查找已损坏的命名空间

时间:2016-10-01 09:08:12

标签: python xml xml-namespaces elementtree

我已下载this XML文件。

我试图获得includingNote如下:

...
namespaces = { "skos" : "http://www.w3.org/2004/02/skos/core#", "xml" : "http://www.w3.org/XML/1998/namespace", 
                 "udc" : "http://udcdata.info/udc-schema#" }
...


includingNote = child.find("udc:includingNote[@xml:lang='en']", namespaces)
if includingNote:
  print includingNote.text.encode("utf8")

该计划位于here,似乎已损坏。

有没有办法可以为每个子节点打印includingNote

1 个答案:

答案 0 :(得分:1)

确实,skos前缀未在udc-scheme中声明,但搜索XML文档不是问题。

以下程序提取639 includingNote个元素:

from xml.etree import cElementTree as ET

namespaces = {"udc" : "http://udcdata.info/udc-schema#",
              "xml" : "http://www.w3.org/XML/1998/namespace"}

doc = ET.parse("udcsummary-skos.rdf")
includingNotes = doc.findall(".//udc:includingNote[@xml:lang='en']", namespaces)
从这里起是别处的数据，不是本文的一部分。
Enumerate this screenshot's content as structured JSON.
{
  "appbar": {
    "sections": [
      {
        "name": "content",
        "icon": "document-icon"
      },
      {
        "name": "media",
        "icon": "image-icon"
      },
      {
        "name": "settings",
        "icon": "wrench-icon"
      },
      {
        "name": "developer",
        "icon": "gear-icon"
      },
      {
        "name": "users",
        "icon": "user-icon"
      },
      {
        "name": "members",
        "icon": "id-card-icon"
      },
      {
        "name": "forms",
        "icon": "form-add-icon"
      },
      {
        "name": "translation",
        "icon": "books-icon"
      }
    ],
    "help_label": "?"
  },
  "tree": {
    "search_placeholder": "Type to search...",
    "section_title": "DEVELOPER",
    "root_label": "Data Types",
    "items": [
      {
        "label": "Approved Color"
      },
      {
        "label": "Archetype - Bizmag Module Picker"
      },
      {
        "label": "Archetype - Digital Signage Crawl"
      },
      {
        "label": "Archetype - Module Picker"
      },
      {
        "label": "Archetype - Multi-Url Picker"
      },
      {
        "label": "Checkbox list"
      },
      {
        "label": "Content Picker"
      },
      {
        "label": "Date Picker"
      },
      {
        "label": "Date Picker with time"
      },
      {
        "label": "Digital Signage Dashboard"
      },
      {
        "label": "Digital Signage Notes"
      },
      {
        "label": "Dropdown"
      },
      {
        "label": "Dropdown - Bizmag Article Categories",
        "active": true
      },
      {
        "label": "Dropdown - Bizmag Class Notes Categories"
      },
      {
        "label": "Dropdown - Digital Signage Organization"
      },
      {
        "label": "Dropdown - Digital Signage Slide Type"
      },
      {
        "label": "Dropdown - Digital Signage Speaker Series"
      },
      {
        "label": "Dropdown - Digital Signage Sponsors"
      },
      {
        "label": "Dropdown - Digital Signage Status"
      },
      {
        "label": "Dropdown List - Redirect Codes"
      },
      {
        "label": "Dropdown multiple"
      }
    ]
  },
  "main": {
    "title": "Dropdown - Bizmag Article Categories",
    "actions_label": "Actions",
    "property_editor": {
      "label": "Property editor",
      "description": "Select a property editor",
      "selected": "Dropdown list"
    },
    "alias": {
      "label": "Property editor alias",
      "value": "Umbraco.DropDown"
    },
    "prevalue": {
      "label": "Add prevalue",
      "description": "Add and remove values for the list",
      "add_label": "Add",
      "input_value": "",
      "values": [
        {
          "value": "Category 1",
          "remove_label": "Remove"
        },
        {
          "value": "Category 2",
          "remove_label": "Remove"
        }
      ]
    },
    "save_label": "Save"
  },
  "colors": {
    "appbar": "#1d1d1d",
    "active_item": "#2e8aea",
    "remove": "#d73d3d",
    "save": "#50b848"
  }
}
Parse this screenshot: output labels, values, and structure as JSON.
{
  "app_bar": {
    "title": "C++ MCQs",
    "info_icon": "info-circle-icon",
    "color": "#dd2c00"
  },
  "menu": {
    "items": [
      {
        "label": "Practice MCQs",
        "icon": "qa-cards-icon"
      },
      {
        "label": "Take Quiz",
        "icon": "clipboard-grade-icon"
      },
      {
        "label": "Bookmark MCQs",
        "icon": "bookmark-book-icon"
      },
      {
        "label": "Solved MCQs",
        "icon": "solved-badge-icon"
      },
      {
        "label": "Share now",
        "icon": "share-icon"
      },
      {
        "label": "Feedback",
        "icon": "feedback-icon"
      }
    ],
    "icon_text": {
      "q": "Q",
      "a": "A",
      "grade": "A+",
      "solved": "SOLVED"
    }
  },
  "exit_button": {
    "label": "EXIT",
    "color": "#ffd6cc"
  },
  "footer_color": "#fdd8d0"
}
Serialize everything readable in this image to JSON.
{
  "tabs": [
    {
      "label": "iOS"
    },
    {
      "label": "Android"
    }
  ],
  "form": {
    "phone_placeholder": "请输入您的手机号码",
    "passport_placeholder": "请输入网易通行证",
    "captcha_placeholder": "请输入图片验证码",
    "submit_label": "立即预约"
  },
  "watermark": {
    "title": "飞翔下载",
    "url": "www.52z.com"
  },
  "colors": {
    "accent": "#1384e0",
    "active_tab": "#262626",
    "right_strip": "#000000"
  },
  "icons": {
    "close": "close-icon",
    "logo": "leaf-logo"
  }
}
print len(includingNotes)   # 639

for i in includingNotes:
    print i.text

请注意在元素名称前使用findall().//以搜索整个文档。

以下是通过首先查找所有Concept元素来返回相同信息的变体:

from xml.etree import cElementTree as ET

namespaces = {"udc" : "http://udcdata.info/udc-schema#",
              "skos" : "http://www.w3.org/2004/02/skos/core#",
              "xml" : "http://www.w3.org/XML/1998/namespace"}

doc = ET.parse("udcsummary-skos.rdf")
concepts = doc.findall(".//skos:Concept", namespaces)

for c in concepts:
    includingNote = c.find("udc:includingNote[@xml:lang='en']", namespaces)
    if includingNote is not None:
        print includingNote.text

请注意is not None的使用。没有它,它就不起作用。这似乎是ElementTree的一个特点。请参阅Why does bool(xml.etree.ElementTree.Element) evaluate to False?